For the full argument reference, see the readr read_lines documentation on tidyverse.org.
FAQ
What is the difference between read_lines() and readLines()?
Both return a character vector with one element per line, so the output is interchangeable. read_lines() comes from the readr package and is faster on large files, reads lazily by default, accepts a URL directly, and uses the locale argument for encoding. readLines() is base R, needs no package, and is fine for small files. In tidyverse code, prefer read_lines() for the speed and consistency.
How do I read a text file into R line by line?
Call read_lines() with the path: read_lines("notes.txt"). The result is a character vector where each element is one line of the file, in order. You can then loop over it, index it, or filter it with grepl(). To process a very large file without loading it whole, read it in chunks with the skip and n_max arguments.
How do I count the number of lines in a file in R?
Wrap read_lines() in length(): length(read_lines("notes.txt")). read_lines() returns one element per line, so the length of the vector is the line count. By default blank lines are included; pass skip_empty_rows = TRUE to count only non-empty lines.
How do I read only the first few lines of a file in R?

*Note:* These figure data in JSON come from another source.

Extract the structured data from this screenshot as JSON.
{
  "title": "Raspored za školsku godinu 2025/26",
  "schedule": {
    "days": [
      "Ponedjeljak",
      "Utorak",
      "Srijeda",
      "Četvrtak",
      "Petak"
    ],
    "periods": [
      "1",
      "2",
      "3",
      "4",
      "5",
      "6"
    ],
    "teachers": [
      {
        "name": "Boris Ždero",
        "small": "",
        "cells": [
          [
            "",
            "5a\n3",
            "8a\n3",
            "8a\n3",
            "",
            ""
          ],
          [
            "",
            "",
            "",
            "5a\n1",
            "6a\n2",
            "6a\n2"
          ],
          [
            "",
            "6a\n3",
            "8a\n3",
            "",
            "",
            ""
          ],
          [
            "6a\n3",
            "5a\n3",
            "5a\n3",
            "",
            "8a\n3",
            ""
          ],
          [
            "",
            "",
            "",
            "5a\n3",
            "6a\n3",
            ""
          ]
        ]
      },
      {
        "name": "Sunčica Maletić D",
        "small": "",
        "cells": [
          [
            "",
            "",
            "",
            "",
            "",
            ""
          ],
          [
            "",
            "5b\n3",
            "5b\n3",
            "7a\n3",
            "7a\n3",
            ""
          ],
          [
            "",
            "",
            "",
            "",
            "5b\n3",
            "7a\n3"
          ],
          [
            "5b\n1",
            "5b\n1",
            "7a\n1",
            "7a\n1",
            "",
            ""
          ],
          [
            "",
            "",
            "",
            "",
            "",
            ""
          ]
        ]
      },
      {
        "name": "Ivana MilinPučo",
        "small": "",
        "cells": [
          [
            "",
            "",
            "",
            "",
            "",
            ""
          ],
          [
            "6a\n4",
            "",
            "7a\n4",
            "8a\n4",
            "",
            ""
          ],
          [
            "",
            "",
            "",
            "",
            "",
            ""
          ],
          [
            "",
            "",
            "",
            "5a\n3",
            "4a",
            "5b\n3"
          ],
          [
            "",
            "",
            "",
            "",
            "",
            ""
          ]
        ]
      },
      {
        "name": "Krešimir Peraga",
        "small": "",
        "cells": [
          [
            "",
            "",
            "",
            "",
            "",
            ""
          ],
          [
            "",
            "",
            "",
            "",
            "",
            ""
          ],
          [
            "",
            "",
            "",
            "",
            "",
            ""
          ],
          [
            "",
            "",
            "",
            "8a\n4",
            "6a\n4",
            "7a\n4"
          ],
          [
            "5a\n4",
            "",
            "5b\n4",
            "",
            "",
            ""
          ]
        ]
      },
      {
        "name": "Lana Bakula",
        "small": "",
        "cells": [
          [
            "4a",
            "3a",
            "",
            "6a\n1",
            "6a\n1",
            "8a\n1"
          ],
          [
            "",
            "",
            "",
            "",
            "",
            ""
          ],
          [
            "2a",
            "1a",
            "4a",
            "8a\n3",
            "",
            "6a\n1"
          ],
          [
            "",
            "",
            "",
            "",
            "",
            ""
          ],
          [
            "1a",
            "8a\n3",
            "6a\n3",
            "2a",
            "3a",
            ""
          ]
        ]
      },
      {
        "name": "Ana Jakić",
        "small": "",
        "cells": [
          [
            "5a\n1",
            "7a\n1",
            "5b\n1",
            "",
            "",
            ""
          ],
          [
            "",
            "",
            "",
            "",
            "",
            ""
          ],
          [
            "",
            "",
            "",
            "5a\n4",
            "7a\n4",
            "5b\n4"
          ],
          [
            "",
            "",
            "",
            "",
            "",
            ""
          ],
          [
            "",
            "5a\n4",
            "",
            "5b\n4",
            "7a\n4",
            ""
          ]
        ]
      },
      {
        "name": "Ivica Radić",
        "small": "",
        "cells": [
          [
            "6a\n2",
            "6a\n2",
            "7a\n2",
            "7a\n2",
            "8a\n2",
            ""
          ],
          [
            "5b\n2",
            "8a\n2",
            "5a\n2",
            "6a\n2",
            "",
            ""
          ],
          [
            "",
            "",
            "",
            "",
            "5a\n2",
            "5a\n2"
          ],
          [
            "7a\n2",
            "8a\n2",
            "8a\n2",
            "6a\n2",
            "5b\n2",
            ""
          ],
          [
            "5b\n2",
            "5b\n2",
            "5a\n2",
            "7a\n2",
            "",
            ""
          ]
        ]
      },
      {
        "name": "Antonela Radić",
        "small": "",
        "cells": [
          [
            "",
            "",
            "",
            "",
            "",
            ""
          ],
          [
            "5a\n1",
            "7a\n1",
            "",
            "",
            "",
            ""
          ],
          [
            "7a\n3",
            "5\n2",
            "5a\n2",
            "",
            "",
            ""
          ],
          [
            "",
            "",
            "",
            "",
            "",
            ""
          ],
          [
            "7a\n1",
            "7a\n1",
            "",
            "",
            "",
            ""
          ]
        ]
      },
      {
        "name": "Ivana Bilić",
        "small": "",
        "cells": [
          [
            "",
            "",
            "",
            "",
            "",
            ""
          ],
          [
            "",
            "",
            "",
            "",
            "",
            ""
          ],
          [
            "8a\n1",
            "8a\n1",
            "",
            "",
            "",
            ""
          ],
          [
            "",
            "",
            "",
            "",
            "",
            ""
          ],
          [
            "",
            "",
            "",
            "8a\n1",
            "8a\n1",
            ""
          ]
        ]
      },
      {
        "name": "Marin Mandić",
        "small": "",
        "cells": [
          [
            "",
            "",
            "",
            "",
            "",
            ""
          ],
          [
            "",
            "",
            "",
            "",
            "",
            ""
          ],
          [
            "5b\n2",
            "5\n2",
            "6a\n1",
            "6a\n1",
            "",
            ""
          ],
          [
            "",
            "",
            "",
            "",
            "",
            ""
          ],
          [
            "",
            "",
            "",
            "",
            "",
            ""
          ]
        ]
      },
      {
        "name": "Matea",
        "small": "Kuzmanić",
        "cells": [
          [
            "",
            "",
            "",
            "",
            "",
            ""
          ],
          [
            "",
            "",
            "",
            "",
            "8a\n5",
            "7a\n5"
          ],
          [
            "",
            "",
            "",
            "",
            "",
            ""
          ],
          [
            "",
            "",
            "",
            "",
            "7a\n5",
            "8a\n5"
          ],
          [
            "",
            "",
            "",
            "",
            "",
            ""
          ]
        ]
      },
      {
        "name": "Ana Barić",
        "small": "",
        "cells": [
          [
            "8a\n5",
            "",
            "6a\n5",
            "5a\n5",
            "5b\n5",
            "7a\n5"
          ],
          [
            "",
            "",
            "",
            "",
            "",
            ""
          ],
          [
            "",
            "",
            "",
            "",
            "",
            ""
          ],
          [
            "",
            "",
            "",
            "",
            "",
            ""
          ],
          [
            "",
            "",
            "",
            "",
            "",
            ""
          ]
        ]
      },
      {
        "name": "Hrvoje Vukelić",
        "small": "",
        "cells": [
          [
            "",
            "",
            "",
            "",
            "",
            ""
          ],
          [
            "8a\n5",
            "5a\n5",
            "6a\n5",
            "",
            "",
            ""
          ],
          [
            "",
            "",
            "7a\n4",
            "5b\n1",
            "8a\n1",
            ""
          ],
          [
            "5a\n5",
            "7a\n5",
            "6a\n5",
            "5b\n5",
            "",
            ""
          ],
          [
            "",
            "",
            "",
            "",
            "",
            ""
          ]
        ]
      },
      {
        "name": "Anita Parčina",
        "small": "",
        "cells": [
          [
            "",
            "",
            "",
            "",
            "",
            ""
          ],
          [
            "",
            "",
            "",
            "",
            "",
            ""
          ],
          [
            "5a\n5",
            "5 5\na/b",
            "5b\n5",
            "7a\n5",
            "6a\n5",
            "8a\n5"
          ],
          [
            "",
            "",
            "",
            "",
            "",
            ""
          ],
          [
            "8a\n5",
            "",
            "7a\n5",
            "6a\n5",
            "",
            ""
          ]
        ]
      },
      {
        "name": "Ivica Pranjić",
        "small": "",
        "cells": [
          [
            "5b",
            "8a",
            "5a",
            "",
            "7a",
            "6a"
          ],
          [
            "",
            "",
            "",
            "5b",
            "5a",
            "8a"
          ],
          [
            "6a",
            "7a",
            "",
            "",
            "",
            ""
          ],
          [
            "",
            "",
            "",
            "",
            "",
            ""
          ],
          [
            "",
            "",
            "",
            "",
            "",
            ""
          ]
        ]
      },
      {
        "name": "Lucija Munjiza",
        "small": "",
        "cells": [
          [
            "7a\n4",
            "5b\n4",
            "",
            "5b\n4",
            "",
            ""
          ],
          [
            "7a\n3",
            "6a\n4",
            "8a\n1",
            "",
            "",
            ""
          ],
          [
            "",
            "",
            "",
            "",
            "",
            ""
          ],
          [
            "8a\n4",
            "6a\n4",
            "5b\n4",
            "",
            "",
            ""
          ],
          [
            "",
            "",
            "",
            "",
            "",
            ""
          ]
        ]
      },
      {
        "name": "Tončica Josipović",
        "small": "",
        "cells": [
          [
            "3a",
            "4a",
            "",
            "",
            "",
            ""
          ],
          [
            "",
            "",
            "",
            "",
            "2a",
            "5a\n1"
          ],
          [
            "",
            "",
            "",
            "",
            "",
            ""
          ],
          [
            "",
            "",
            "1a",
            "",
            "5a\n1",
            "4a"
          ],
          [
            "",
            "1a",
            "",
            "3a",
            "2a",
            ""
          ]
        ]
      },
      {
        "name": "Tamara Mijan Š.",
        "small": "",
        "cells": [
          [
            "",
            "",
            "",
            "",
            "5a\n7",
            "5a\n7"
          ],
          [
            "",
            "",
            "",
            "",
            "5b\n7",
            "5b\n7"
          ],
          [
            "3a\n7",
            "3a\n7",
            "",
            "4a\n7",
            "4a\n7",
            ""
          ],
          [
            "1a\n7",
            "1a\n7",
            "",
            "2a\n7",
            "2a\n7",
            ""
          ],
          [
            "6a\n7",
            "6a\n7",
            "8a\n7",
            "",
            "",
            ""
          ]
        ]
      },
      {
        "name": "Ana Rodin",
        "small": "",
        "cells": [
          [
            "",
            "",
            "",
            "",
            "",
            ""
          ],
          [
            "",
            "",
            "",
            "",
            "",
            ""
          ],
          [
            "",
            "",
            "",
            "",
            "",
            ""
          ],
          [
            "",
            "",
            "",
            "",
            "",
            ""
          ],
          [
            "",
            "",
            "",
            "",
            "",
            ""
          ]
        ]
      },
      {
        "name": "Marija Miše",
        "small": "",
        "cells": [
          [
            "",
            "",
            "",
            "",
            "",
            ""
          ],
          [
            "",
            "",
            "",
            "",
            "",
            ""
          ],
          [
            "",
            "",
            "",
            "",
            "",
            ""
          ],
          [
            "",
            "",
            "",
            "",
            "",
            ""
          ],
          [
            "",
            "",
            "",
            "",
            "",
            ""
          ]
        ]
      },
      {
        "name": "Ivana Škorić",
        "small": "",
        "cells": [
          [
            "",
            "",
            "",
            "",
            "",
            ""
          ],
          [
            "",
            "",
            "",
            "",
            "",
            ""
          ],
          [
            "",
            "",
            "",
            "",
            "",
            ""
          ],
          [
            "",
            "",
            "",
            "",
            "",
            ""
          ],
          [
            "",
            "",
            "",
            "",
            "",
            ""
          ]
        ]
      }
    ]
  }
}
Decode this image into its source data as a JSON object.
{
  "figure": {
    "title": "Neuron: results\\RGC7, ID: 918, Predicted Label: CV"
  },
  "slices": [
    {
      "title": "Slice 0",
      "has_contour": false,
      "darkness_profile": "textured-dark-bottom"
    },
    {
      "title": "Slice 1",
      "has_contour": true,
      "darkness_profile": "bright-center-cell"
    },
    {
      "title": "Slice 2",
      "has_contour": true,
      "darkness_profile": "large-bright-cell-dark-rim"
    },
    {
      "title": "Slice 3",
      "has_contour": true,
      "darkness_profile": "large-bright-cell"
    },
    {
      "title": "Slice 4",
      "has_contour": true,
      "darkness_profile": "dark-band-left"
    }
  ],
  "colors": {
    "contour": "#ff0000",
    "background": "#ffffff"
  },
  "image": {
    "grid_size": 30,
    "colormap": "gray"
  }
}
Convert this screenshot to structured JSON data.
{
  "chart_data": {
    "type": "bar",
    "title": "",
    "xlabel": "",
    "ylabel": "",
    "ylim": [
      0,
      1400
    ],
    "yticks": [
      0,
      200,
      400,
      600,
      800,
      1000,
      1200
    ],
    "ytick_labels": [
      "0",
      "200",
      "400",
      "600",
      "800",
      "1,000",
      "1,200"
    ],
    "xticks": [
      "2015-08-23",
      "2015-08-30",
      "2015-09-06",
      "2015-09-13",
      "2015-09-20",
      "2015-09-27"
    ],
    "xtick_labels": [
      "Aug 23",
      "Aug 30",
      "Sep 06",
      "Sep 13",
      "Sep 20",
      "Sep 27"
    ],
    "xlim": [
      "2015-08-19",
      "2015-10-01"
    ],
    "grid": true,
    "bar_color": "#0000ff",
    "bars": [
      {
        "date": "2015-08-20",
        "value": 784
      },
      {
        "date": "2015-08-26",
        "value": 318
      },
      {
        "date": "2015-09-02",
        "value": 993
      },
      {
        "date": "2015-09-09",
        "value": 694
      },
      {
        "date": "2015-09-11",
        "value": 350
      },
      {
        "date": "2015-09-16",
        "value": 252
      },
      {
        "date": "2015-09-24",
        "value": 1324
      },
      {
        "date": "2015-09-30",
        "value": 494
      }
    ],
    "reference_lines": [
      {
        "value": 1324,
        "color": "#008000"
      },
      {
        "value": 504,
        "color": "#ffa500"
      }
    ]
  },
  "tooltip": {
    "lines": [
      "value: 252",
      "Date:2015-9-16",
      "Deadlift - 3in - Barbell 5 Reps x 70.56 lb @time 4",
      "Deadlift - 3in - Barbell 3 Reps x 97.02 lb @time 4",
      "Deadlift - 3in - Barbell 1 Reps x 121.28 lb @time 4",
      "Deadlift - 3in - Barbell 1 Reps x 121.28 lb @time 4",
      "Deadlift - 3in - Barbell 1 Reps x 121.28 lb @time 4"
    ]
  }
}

Use the n_max argument: read_lines("big.txt", n_max = 10) reads just the first 10 lines. Because read_lines() reads lazily, it stops after n_max lines instead of scanning the whole file, so previewing a large file is fast. Combine it with skip to read a window from the middle of a file.
Does read_lines() work with a URL?
Yes. Pass a URL as the file argument, for example read_lines("https://example.com/data.txt"), and readr downloads the content and returns its lines. This works for plain text served over HTTP or HTTPS. For a file behind authentication or on a slow connection, download it first, then read the local copy.